[Sweden] Bambuser, the Stockholm-based videocasting service that rivals the likes of Silicon Valley’s Qik, has announced a partnership with Finland’s YLE. The public service broadcaster represents Bambuser’s first major customer in 2010 and the company is hoping it will lead to other major media companies adopting its platform.
YLE, which has never been shy of experimenting with social media, wants to better understand how its audience are using consumer-facing services such as Bambuser to break the ‘monopoly’ of traditional media, and to connect with viewers in new ways. The broadcaster is running a pilot in which several teams of journalists will be using the mobile video streaming service as a way to “document everyday work life” as well as to file live reports.

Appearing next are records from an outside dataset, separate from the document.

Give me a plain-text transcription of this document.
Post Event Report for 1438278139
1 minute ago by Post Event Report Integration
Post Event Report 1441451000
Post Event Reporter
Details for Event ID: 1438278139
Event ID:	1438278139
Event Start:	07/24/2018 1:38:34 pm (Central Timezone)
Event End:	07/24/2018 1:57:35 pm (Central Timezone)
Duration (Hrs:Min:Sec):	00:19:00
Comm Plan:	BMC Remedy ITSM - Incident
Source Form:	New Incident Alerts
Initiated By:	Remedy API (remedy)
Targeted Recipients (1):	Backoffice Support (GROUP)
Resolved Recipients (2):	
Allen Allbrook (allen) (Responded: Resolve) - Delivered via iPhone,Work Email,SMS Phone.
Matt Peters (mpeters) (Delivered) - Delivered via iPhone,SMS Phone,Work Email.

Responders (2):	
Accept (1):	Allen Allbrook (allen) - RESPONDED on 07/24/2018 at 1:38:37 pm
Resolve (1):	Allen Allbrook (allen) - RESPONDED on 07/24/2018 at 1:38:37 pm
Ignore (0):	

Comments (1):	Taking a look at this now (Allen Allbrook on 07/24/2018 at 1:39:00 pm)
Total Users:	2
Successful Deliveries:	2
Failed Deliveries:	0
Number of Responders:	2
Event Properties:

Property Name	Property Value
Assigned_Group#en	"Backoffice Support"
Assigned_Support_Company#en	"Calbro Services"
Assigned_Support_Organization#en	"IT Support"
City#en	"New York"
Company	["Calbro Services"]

“We think it is important that we know how to use the tools that are available to consumers. In that way we my also understand how people might best share their videos and stories with us and the rest of the world”, says Tuija Aalto, Head of New Media Development at YLE.
The service, which enables live video streaming from a PC or mobile phone (Symbian, Android and iPhone), is free to use for personal use and by not-for-profits but charges for commercial use.
So as to keep the video stream as real-time as possible, the Bambuser mobile app drops frames dynamically, while at the same time storing a full frame-rate version locally on the handset. Any dropped frames or audio that can’t get through during the live broadcast are uploaded immediately afterwards for archived viewing. Although, as we’ve noted in the past, comparing like for like is nearly impossible given the flaky nature of 3G networks.
That said, whatever Bambuser’s technical merits, it certainly doesn’t have the mindshare of Qik. Or the distribution for the matter – Qik recently began being bundled on select Nokia handsets.